You first need to pray to God for guidance. Your confusion is that this guy of whom you've only known for a little over a month is saying that he loves you??? A good reason to be hesitant...and to ask yourself if guy is for you at this time with you leaving for school soon...God will provide you with the answer...your confusion is not with God...it is with yourself...

Seek God first and He will lead you




slushie -> RE: Pursuing Confusion (7/1/2008 7:36:28 PM)

If you're leaving for school, then you probably shouldn't pursue a relationship just yet. I would be hesitant, especially in your case - with the guy telling you he's falling in love with you only after a month. And since you're leaving for school, you may have to focus on other stuff for now.




jaimestarcross -> RE: Pursuing Confusion (7/1/2008 7:56:55 PM)

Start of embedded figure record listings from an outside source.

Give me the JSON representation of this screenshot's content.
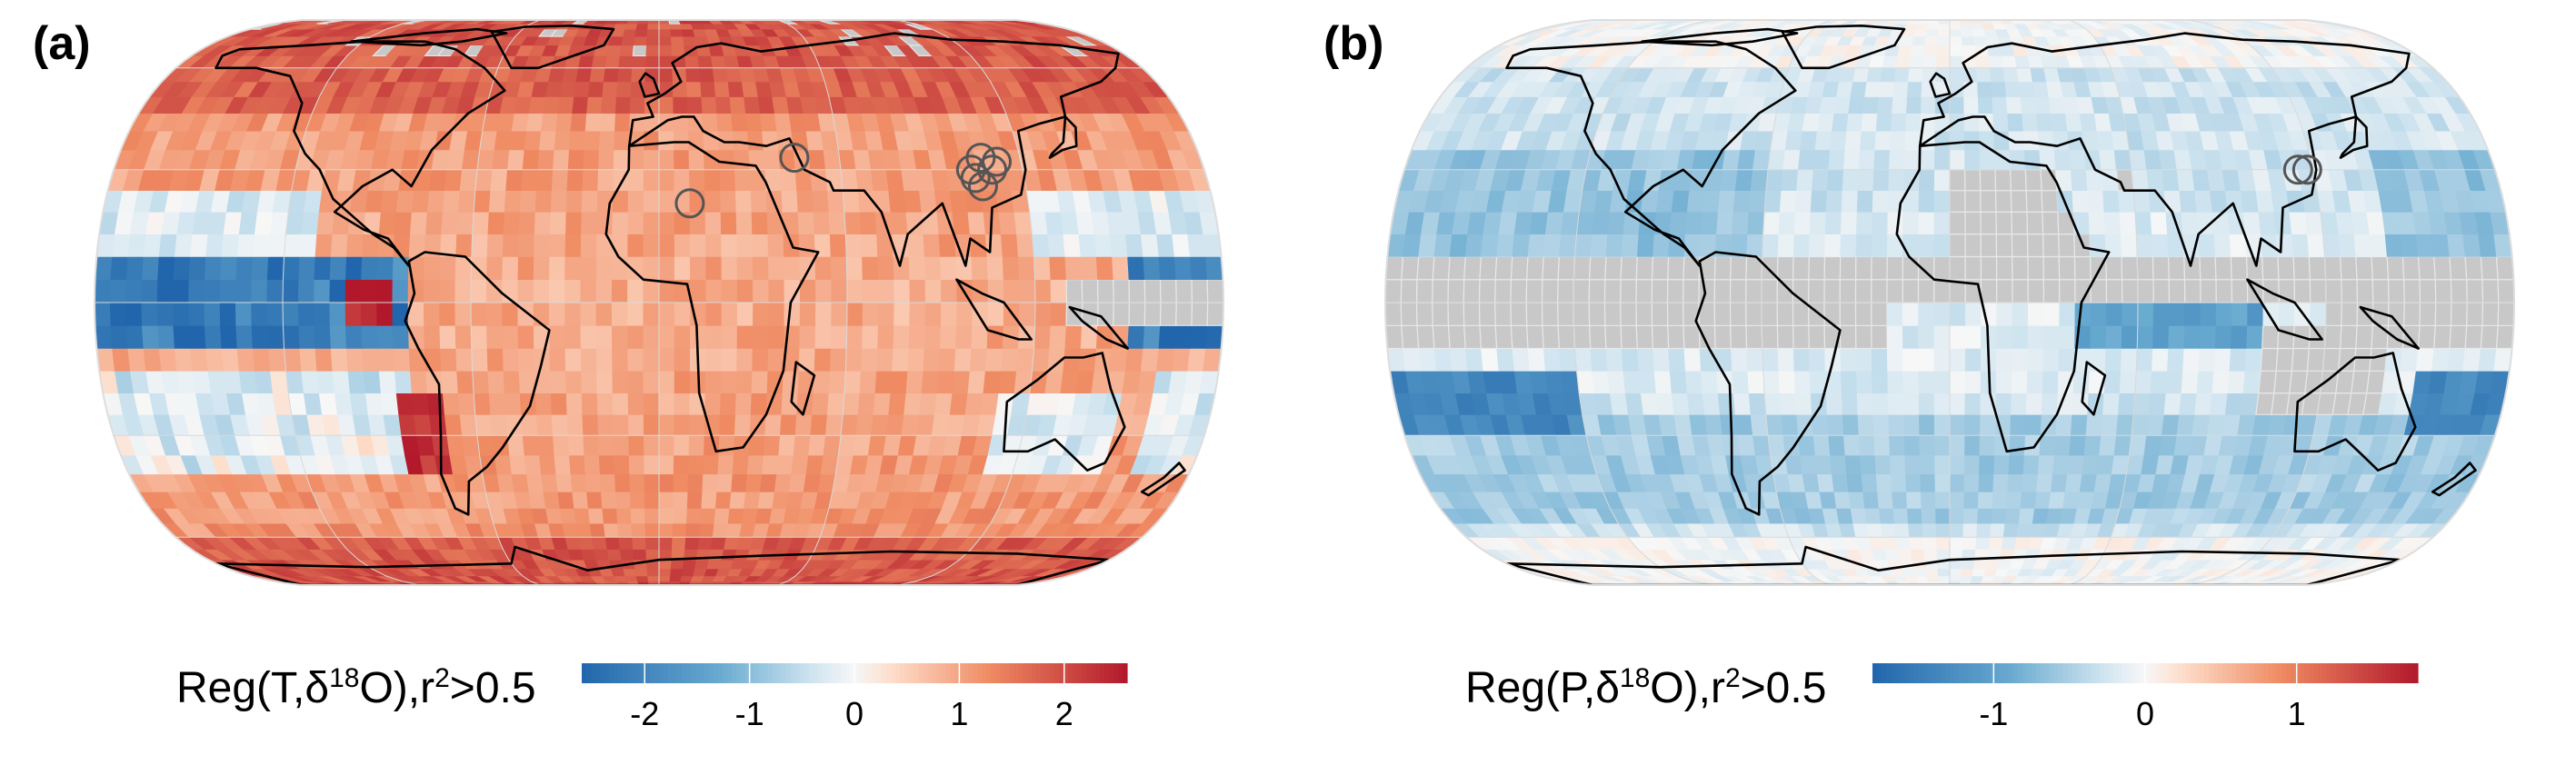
{
  "panels": [
    {
      "letter": "(a)",
      "colorbar": {
        "label_prefix": "Reg(T,",
        "label_delta": "δ",
        "label_sup": "18",
        "label_mid": "O),r",
        "label_sup2": "2",
        "label_suffix": ">0.5",
        "ticks": [
          "-2",
          "-1",
          "0",
          "1",
          "2"
        ],
        "range": [
          -2.6,
          2.6
        ]
      },
      "site_markers": [
        {
          "lon": 45,
          "lat": 33
        },
        {
          "lon": 10,
          "lat": 22
        },
        {
          "lon": 103,
          "lat": 30
        },
        {
          "lon": 107,
          "lat": 33
        },
        {
          "lon": 104,
          "lat": 28
        },
        {
          "lon": 106,
          "lat": 26
        },
        {
          "lon": 110,
          "lat": 30
        },
        {
          "lon": 112,
          "lat": 32
        }
      ]
    },
    {
      "letter": "(b)",
      "colorbar": {
        "label_prefix": "Reg(P,",
        "label_delta": "δ",
        "label_sup": "18",
        "label_mid": "O),r",
        "label_sup2": "2",
        "label_suffix": ">0.5",
        "ticks": [
          "-1",
          "0",
          "1"
        ],
        "range": [
          -1.8,
          1.8
        ]
      },
      "site_markers": [
        {
          "lon": 115,
          "lat": 30
        },
        {
          "lon": 118,
          "lat": 30
        }
      ]
    }
  ],
  "colors": {
    "negative": "#2166ac",
    "neutral": "#f7f7f7",
    "positive": "#b2182b",
    "insignificant": "#c8c8c8",
    "coast": "#000000"
  }
}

Take the time to get to know him before getting into dating someone who likes you...
make it clear you aren't ready for a deeper relationship because of the short time frame of being acquainted with him.
*Just because a guy likes you doesn't mean you're obligated to getting involved/dating him... don't allow anyone to do a guilt-trip on you because you aren't interested in him (in a romantic way.)




Sadey -> RE: Pursuing Confusion (7/2/2008 7:47:05 AM)

I would go very slowly with him, he is pushing you into a relationship and my red flags are blowing in the wind.

Don't let him use "love" to manipulate you, if he is truely falling in love with you then he will wait and not push you into something you don't really want.